Mysticism and Monism

As the Mystic focusses on the 'experience' of Oneness, the Monist explores the 'idea' of it.

The 'Experience' of Oneness 

Mysticism deals with the experience of Oneness. Though most of us experience our lives separately from everything else, for the Mystic this makes no sense. Her experience of the world is characterised by her connection to and union with everything that is not her. Her experience is like water flowing into water and flowing back again. In time she learns to expand infinitely, recognising there is nothing she is not. This is what I term the Unitive Experience a state in which we become One with the absolute.
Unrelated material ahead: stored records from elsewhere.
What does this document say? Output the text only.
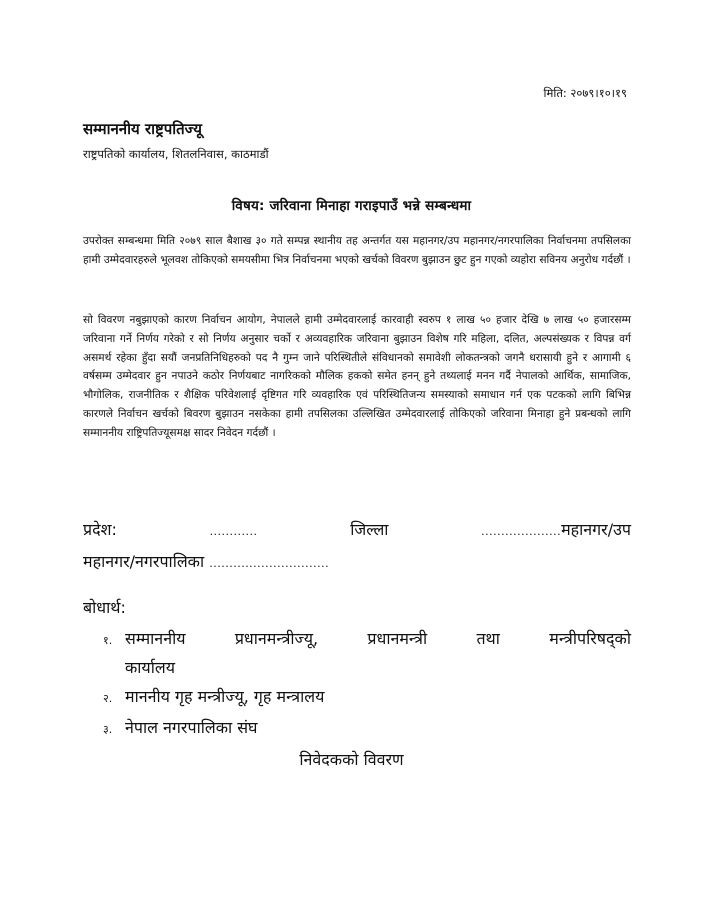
मिति: २०७९।१०।१९
सम्माननीय राष्ट्रपतिज्यू
राष्ट्रपतिको कार्यालय, शितलनिवास, काठमाडौं
विषय: जरिवाना मिनाहा गराइपाउँ भन्ने सम्बन्धमा

उपरोक्त सम्बन्धमा मिति २०७९ साल बैशाख ३० गते सम्पन्न स्थानीय तह अन्तर्गत यस महानगर/उप महानगर/नगरपालिका निर्वाचनमा तपसिलका हामी उम्मेदवारहरुले भूलवश तोकिएको समयसीमा भित्र निर्वाचनमा भएको खर्चको विवरण बुझाउन छुट हुन गएको व्यहोरा सविनय अनुरोध गर्दछौं ।

सो विवरण नबुझाएको कारण निर्वाचन आयोग, नेपालले हामी उम्मेदवारलाई कारवाही स्वरुप १ लाख ५० हजार देखि ७ लाख ५० हजारसम्म जरिवाना गर्ने निर्णय गरेको र सो निर्णय अनुसार चर्को र अव्यवहारिक जरिवाना बुझाउन विशेष गरि महिला, दलित, अल्पसंख्यक र विपन्न वर्ग असमर्थ रहेका हुँदा सयौं जनप्रतिनिधिहरुको पद नै गुम्न जाने परिस्थितीले संविधानको समावेशी लोकतन्त्रको जगनै धरासायी हुने र आगामी ६ वर्षसम्म उम्मेदवार हुन नपाउने कठोर निर्णयबाट नागरिकको मौलिक हकको समेत हनन् हुने तथ्यलाई मनन गर्दै नेपालको आर्थिक, सामाजिक, भौगोलिक, राजनीतिक र शैक्षिक परिवेशलाई दृष्टिगत गरि व्यवहारिक एवं परिस्थितिजन्य समस्याको समाधान गर्न एक पटकको लागि बिभिन्न कारणले निर्वाचन खर्चको बिवरण बुझाउन नसकेका हामी तपसिलका उल्लिखित उम्मेदवारलाई तोकिएको जरिवाना मिनाहा हुने प्रबन्धको लागि सम्माननीय राष्ट्रिपतिज्यूसमक्ष सादर निवेदन गर्दछौं ।

प्रदेश:	............	जिल्ला	....................महानगर/उप
महानगर/नगरपालिका ..............................
बोधार्थ:
१. सम्माननीय	प्रधानमन्त्रीज्यू,	प्रधानमन्त्री	तथा	मन्त्रीपरिषद्को
कार्यालय
२. माननीय गृह मन्त्रीज्यू, गृह मन्त्रालय
३. नेपाल नगरपालिका संघ
निवेदकको विवरण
 There is extensive evidence to support the notion that the mystic experience has a common core. In Hinduism, Christian Mysticism, in Sufism, or in Neo-Platonism we find the same recurring theme. In each instance the adherent experiences a sense of Oneness with the all of everything of which she perceives herself as a facet. Though the individual may describe the event in terms of her particular tradition in each instance the experience results in the effacing of the self, and the eradication of all multiplicities and distinctions. 

The 'Idea' of Oneness

Monism deals with the idea of Oneness. The (existence) Monist claims that the Cosmos came into being before its parts. That the parts (us) are a fragmentation of the whole but that it is the whole which is fundamental and that all fragments are emergent. It is an idea that is refinding its voice in QUnatum Physisc. In his book 'The One' Heinrich Pas argues that all matter and information point to the hidden reality of Oneness. Other quantum physicists such as David Bohm suggest that the Cosomos is an indivisible and entangled unity of interacting systems. Einstein himself said that every separation and distinction is an 'optical delusion of consciousness'. The very brightest amongst us have realised that Oneness is the truth of reality.  

There has only ever been One of us here.